3. Within 30 minutes before exercise and during exercise (creatine shock stage 3): wash 40 grams of fitness drink and 5 grams of creatine with 400 ml warm water before exercise, take 150ml 30 minutes before exercise, and take the rest during exercise. If the duration of each exercise reaches 1.5-2 hours, the consumption of fitness drinks will double.

4. Within 30 minutes after exercise (creatine shock stage 4): dissolve 5 grams of creatine, 20 grams of fitness drink and 30 grams of protein powder in 200 ml of warm water and take them together.

Creatine maintenance period:

Take 40 grams of fitness drink and 5 grams of creatine with 400 ml warm water before exercise, take 150ml 30 minutes before exercise, and take the rest during exercise. If each exercise time reaches 1.5-2 hours, the consumption of fitness drinks will double.

Precautions:

1. When taken in combination with fitness drinks, it can prevent muscle tension, stiffness or spasm during creatine attack. If the above discomfort occurs, increase the amount of water and sugar.

2, can't use hot water and caffeinated drinks together, otherwise it will seriously affect the creatine effect.

Extended data:

Creatine is a nitrogen-containing organic acid, which naturally exists in vertebrates and can help provide energy for muscles and nerve cells.

Michel Eugène Chevreul first discovered creatine in skeletal muscle in 1832, and then named it "creatine" according to the Greek word "Kreas" (meat).

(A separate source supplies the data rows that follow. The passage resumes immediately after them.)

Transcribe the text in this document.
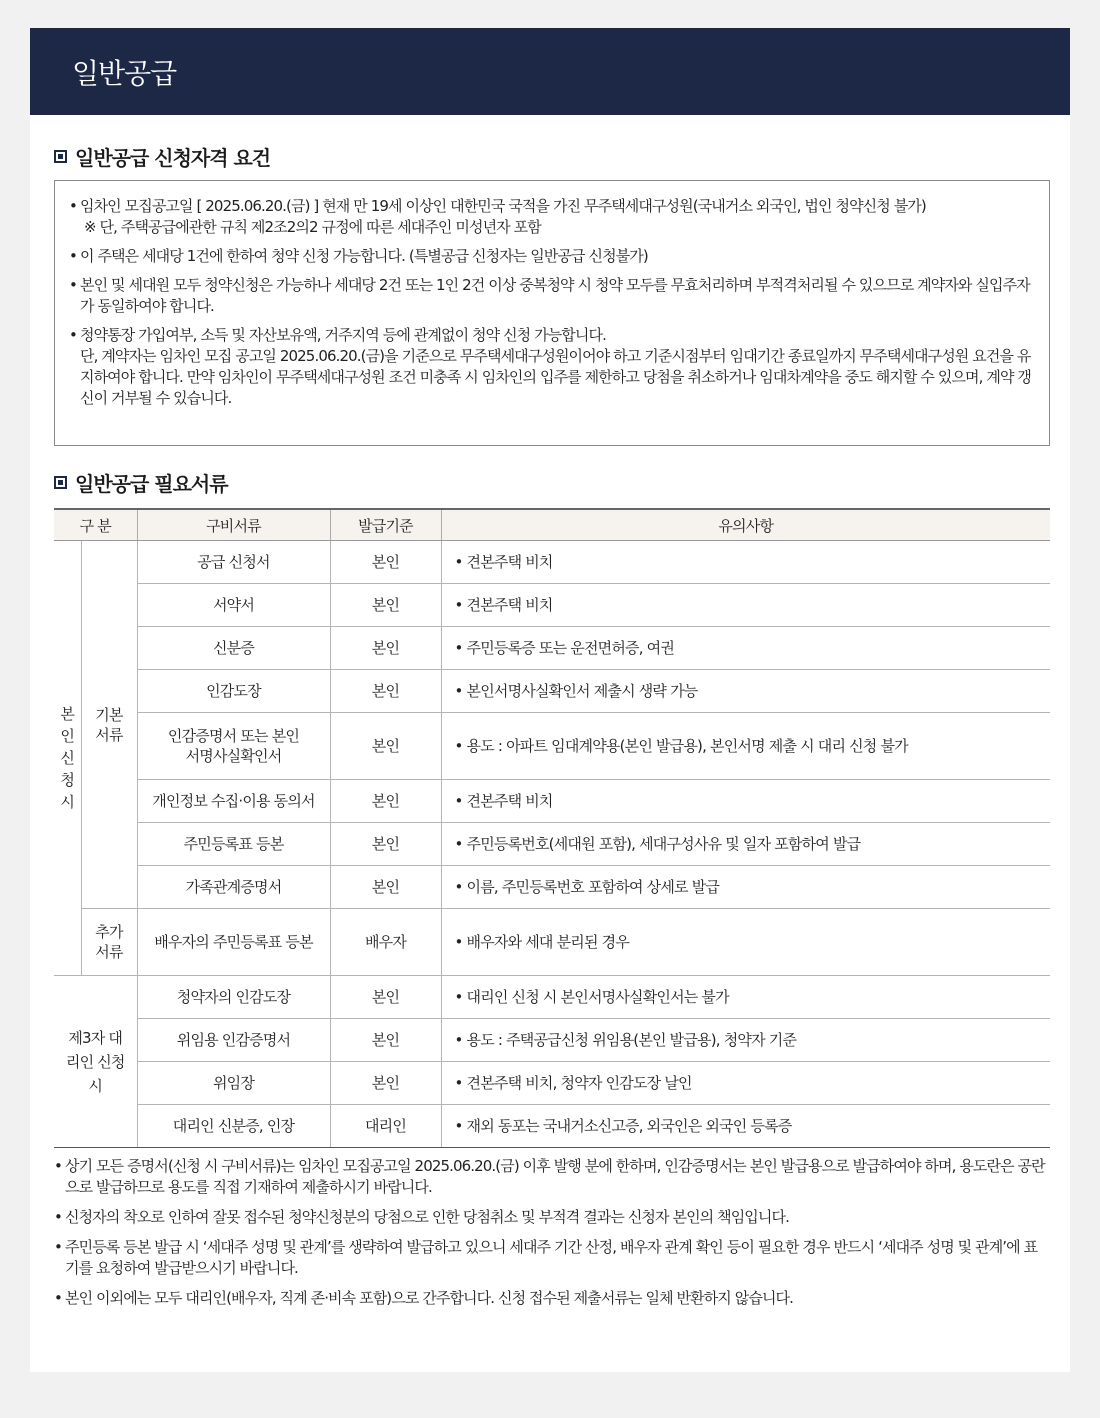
일반공급
일반공급 신청자격 요건
• 임차인 모집공고일 [ 2025.06.20.(금) ] 현재 만 19세 이상인 대한민국 국적을 가진 무주택세대구성원(국내거소 외국인, 법인 청약신청 불가)
※ 단, 주택공급에관한 규칙 제2조2의2 규정에 따른 세대주인 미성년자 포함
• 이 주택은 세대당 1건에 한하여 청약 신청 가능합니다. (특별공급 신청자는 일반공급 신청불가)
• 본인 및 세대원 모두 청약신청은 가능하나 세대당 2건 또는 1인 2건 이상 중복청약 시 청약 모두를 무효처리하며 부적격처리될 수 있으므로 계약자와 실입주자가 동일하여야 합니다.
• 청약통장 가입여부, 소득 및 자산보유액, 거주지역 등에 관계없이 청약 신청 가능합니다.
단, 계약자는 임차인 모집 공고일 2025.06.20.(금)을 기준으로 무주택세대구성원이어야 하고 기준시점부터 임대기간 종료일까지 무주택세대구성원 요건을 유지하여야 합니다. 만약 임차인이 무주택세대구성원 조건 미충족 시 임차인의 입주를 제한하고 당첨을 취소하거나 임대차계약을 중도 해지할 수 있으며, 계약 갱신이 거부될 수 있습니다.
일반공급 필요서류
구 분		구비서류	발급기준	유의사항
본인 신청 시	기본 서류	공급 신청서	본인	• 견본주택 비치
		서약서	본인	• 견본주택 비치
		신분증	본인	• 주민등록증 또는 운전면허증, 여권
		인감도장	본인	• 본인서명사실확인서 제출시 생략 가능
		인감증명서 또는 본인서명사실확인서	본인	• 용도 : 아파트 임대계약용(본인 발급용), 본인서명 제출 시 대리 신청 불가
		개인정보 수집·이용 동의서	본인	• 견본주택 비치
		주민등록표 등본	본인	• 주민등록번호(세대원 포함), 세대구성사유 및 일자 포함하여 발급
		가족관계증명서	본인	• 이름, 주민등록번호 포함하여 상세로 발급
	추가 서류	배우자의 주민등록표 등본	배우자	• 배우자와 세대 분리된 경우
제3자 대리인 신청 시		청약자의 인감도장	본인	• 대리인 신청 시 본인서명사실확인서는 불가
		위임용 인감증명서	본인	• 용도 : 주택공급신청 위임용(본인 발급용), 청약자 기준
		위임장	본인	• 견본주택 비치, 청약자 인감도장 날인
		대리인 신분증, 인장	대리인	• 재외 동포는 국내거소신고증, 외국인은 외국인 등록증
• 상기 모든 증명서(신청 시 구비서류)는 임차인 모집공고일 2025.06.20.(금) 이후 발행 분에 한하며, 인감증명서는 본인 발급용으로 발급하여야 하며, 용도란은 공란으로 발급하므로 용도를 직접 기재하여 제출하시기 바랍니다.
• 신청자의 착오로 인하여 잘못 접수된 청약신청분의 당첨으로 인한 당첨취소 및 부적격 결과는 신청자 본인의 책임입니다.
• 주민등록 등본 발급 시 ‘세대주 성명 및 관계’를 생략하여 발급하고 있으니 세대주 기간 산정, 배우자 관계 확인 등이 필요한 경우 반드시 ‘세대주 성명 및 관계’에 표기를 요청하여 발급받으시기 바랍니다.
• 본인 이외에는 모두 대리인(배우자, 직계 존·비속 포함)으로 간주합니다. 신청 접수된 제출서류는 일체 반환하지 않습니다.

It can provide energy quickly (all activities of the human body depend on ATP, that is, adenosine triphosphate provides energy, and the storage of ATP in the human body is very small. ATP is consumed quickly during exercise, and creatine can quickly synthesize ATP for energy supply.

The storage of adenosine triphosphate in human body is very small, and it needs to be synthesized continuously, but the synthesis speed of the body is very slow, so the body is tired. Therefore, timely creatine supplementation can effectively improve muscle strength, speed and endurance. Improve physical fitness and training level to prevent fatigue.

References:

People's Daily Online-Fitness protein Supplement brings fatal risks.